The whole world has gone mad.
That’s what people are saying. It’s the only way to make sense of what is happening in our nation at this moment. People must be crazy.
The temporary insanity plea is handy, and comforting, in a way. Madness is for a moment; one bad election season, we console ourselves, and people will wake up. They will get this madness out of their collective system, and the pendulum will swing back the other way.
Insanity provides us with a reason for the unthinkable while conveniently releasing us from any semblance of responsibility or taint of participation.
Madness is convenient.
It is easier to think there’s something in the water than to accept the truth that there is something in our souls that could be causing a nationwide outbreak of recklessness in regard to our national elections.
It is far more difficult to face the reality that what we’re witnessing is not madness at all, but the inevitable outcome of a chronic disease. Our nation has been sick for a long time. But not only have we neglected the symptoms, we have contributed to the decline.
Decades of unchecked sin and selfishness and a gross abdication of roles and responsibility have led to where we are today. People are not crazy. They are infected. We are infected.
Our nation, far from being mad, is symptomatic. We are plagued with wrong thoughts about ourselves, our leaders, and our God. Wrong thinking, left unchecked, quickly solidifies into wrong beliefs, and wrong beliefs lead to wrong expectations, and wrong expectations become the demands that shape policy.
That is where we are today. It is not madness that infects us, but something much longer in the making and much harder in the healing: we have allowed our minds to become darkened.
We have forgotten Who is on the throne, and like God’s people of long ago, we have clamored for a king when we had a Sovereign. We have begged man to do what God has done while smugly calling ourselves a Christian nation.
We have no intention of being a Christian nation.
We do not want God’s truth, we do not want his righteousness, and we do not want his responsibility.
We have given the government the job of the church and given the church the job of the individual. With nothing left to give away, we have collected our rights about us and horded them with jealous suspicion. Those who do not think like us—worse, who do not vote like us—are enemies because they threaten the thin livelihood we hide behind.
Rage boils up in our mouths and blisters our speech. Differences are as unthinkable as a civil debate. We do not know how to have a conversation with someone who differs from us because we view those differences as a threat to our very existence. Instead, we throw around hate and justify it by talking about how much is at stake.
After all, we say, no one stopped Hitler.
In truth, we are afraid. We are afraid because we have forgotten that the Lord in heaven laughs—he knows what is to come. And he is in control of all of it.
We crouch about in our fear because that is all we have that is truly ours—fear. We fear what will happen if so-and-so is elected, or if so-and-so does not. We worry over the policies of the leaders we demanded to have and the politics of the neighbors who do not think like us, as if God is not still on the throne. We spend more time watching the news so we can remember what to be afraid of than we do reading the Word so we can remember why we should not fear.
We fear losing even one of our self-proclaimed rights as if anything we have is ours to keep, as if in any way we deserve the right to speak or think or live as free men.
We are not free men. We are slaves to our own flesh, and we cannot do better for ourselves in and of ourselves. We are sick.
We are incapable, except by the grace of God, to choose well. We are incapable, but by the grace of God, to do well. We cannot even watch and pray long enough to raise up the next generation.
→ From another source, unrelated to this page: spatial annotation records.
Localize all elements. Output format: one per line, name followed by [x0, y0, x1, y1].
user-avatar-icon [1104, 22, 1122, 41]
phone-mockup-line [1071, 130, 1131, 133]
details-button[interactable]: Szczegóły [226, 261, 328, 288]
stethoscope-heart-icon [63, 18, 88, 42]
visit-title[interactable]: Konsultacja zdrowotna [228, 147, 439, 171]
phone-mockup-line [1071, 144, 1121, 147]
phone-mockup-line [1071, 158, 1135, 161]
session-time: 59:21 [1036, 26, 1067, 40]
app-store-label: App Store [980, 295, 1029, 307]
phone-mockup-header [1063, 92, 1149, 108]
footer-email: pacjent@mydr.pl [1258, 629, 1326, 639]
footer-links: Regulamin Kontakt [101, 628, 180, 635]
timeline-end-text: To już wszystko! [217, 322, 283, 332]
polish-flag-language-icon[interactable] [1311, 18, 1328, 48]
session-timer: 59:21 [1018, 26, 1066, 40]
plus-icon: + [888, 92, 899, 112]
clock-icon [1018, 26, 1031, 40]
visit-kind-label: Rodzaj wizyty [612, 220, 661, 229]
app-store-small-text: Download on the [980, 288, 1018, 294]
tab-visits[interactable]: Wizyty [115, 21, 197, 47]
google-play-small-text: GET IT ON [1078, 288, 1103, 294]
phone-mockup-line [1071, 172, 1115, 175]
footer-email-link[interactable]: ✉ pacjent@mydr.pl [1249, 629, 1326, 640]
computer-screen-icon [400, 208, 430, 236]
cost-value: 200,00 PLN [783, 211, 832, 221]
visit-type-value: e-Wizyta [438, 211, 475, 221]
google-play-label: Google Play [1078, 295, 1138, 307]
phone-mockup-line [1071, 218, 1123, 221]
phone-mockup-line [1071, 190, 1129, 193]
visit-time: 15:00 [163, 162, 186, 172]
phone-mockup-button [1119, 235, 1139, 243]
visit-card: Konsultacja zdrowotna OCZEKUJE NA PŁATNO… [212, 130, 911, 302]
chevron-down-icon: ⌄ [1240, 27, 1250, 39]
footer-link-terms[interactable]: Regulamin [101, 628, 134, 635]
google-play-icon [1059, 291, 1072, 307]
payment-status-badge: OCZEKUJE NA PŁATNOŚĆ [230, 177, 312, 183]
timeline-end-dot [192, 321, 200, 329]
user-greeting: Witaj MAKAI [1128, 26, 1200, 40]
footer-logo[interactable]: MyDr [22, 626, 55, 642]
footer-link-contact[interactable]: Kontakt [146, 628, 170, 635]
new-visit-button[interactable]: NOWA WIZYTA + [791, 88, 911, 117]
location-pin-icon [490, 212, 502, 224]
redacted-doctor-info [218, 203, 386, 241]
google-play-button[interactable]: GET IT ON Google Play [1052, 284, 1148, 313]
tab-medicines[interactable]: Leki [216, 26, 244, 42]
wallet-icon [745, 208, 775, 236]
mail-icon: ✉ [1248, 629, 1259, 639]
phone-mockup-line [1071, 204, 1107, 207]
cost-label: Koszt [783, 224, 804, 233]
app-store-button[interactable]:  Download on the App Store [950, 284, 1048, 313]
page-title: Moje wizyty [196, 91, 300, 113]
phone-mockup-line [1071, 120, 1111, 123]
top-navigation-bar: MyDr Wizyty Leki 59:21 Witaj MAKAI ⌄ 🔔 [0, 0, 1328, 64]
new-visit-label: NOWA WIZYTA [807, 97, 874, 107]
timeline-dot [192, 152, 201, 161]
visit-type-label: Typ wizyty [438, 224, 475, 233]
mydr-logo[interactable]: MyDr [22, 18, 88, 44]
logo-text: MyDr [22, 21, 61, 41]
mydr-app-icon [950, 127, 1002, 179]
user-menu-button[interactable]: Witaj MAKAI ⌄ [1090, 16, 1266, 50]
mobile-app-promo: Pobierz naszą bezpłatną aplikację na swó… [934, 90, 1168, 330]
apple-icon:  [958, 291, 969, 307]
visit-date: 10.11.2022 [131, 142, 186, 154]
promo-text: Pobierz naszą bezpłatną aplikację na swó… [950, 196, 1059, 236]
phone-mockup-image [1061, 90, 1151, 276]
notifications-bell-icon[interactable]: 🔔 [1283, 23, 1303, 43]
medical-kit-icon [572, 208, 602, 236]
We have abdicated our responsibility to captivate our own minds and teach our own children because there is something on Facebook that needs our immediate attention.
If we spent half the time conforming our minds to Christ as we do worrying over politics, we might have a hope. If we spent but a moment meditating on the truth of the Word, we would not fear. If we understood the reality of eternity, we would beg for God’s refining fire and the singe of sanctification because we would know how much we need it.
It is easy to chalk this election up to madness. But oh, that we would see it for what it is. It is sin-sickness, and it will not change with one election season. It will not change until we let go of the fear long enough to pray, “Come, Lord Jesus. Make us holy. Keep us humble. Be our Sovereign. Let your kingdom come and your will be done no matter what it costs me.”
That is madness, of course. But then, the world has gone mad.